2011 China Western Mathematical Olympiad

The solution pairs consist of $(0,0)$ and $(-1,-1)$.

If one of $a$ and $b$ is $0$, it is obvious that the other is also $0$.

Now we assume that $ab\ne 0$, select a large prime $p$ such that $p>|a+b^2|$, it follows from Fermat's little theorem that $$a^p+b^{p+1}\equiv a+b^2(\mathrm{mod}p),$$ As $p\mid (a^p+b^{p+1})$ and $p>|a+b^2|$, we have $a+b^2=0$.
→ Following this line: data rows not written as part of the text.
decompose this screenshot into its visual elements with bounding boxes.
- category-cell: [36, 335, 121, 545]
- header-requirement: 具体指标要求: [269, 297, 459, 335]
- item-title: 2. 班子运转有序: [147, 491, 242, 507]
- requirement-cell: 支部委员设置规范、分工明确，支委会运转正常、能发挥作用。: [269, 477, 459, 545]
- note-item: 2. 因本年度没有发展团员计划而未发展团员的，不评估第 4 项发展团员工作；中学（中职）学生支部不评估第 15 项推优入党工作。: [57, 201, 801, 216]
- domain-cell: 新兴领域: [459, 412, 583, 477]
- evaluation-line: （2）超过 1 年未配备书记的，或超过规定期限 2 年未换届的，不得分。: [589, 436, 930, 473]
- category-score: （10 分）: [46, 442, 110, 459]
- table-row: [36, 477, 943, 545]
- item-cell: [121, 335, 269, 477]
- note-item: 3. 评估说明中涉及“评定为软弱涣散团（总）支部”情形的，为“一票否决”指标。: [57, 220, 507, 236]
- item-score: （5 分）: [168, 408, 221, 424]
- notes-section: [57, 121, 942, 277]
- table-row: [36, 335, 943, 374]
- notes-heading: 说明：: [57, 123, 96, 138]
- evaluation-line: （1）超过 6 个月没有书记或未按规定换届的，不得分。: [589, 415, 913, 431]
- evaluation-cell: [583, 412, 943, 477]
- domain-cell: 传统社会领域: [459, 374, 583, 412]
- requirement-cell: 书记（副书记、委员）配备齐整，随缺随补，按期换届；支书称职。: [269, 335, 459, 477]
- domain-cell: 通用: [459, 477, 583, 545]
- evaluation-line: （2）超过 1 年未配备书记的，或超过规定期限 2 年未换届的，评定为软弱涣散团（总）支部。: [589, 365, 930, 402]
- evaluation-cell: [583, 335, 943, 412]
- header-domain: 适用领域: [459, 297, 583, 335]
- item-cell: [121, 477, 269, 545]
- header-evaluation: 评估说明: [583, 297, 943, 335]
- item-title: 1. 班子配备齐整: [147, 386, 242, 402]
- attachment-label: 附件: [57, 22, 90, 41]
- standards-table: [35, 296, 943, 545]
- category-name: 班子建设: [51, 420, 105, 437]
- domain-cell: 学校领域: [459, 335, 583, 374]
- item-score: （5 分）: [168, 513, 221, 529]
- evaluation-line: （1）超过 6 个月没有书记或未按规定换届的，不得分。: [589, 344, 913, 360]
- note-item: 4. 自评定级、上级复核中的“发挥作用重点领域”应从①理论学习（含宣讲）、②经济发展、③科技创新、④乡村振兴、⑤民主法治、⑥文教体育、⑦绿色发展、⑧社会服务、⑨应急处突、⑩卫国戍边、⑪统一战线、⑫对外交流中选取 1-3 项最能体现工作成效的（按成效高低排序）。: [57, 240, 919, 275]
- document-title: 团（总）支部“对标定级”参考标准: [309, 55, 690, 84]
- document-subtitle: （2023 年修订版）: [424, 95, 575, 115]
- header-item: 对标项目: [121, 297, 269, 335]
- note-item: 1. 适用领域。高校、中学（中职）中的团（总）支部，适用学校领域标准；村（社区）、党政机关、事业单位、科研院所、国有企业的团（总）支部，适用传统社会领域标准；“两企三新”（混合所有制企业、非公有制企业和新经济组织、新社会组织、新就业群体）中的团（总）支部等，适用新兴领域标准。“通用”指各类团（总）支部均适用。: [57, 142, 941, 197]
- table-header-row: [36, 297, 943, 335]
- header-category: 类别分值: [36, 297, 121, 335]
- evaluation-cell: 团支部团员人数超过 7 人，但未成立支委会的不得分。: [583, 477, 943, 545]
Then we select another prime $q$ such that $q>|b+1|$ and $(q,b)=1$. Let $n=2q$, then we have $$a^n+b^{n+1}=(-b^2{)}^{2q}+b^{2q+1}=b^{4q}+b^{2q+1}=b^{2q+1}(b^{2q-1}+1).$$ It follows from $$n\mid (a^n+b^{n+1})\text{and}(q,b)=1,\text{ that }q\mid (b^{2q-1}+1).$$ As $b^{2q-1}+1\equiv (b^{q-1}{)}^2\cdot b+1\equiv b+1(\mathrm{mod}q)$, and $q>|b+1|$, it follows that $b+1=0$, i.e. $b=-1$, and so $a=-b^2=-1$.

In conclusion, there are only two solution pairs $(0,0)$ and $(-1,-1)$.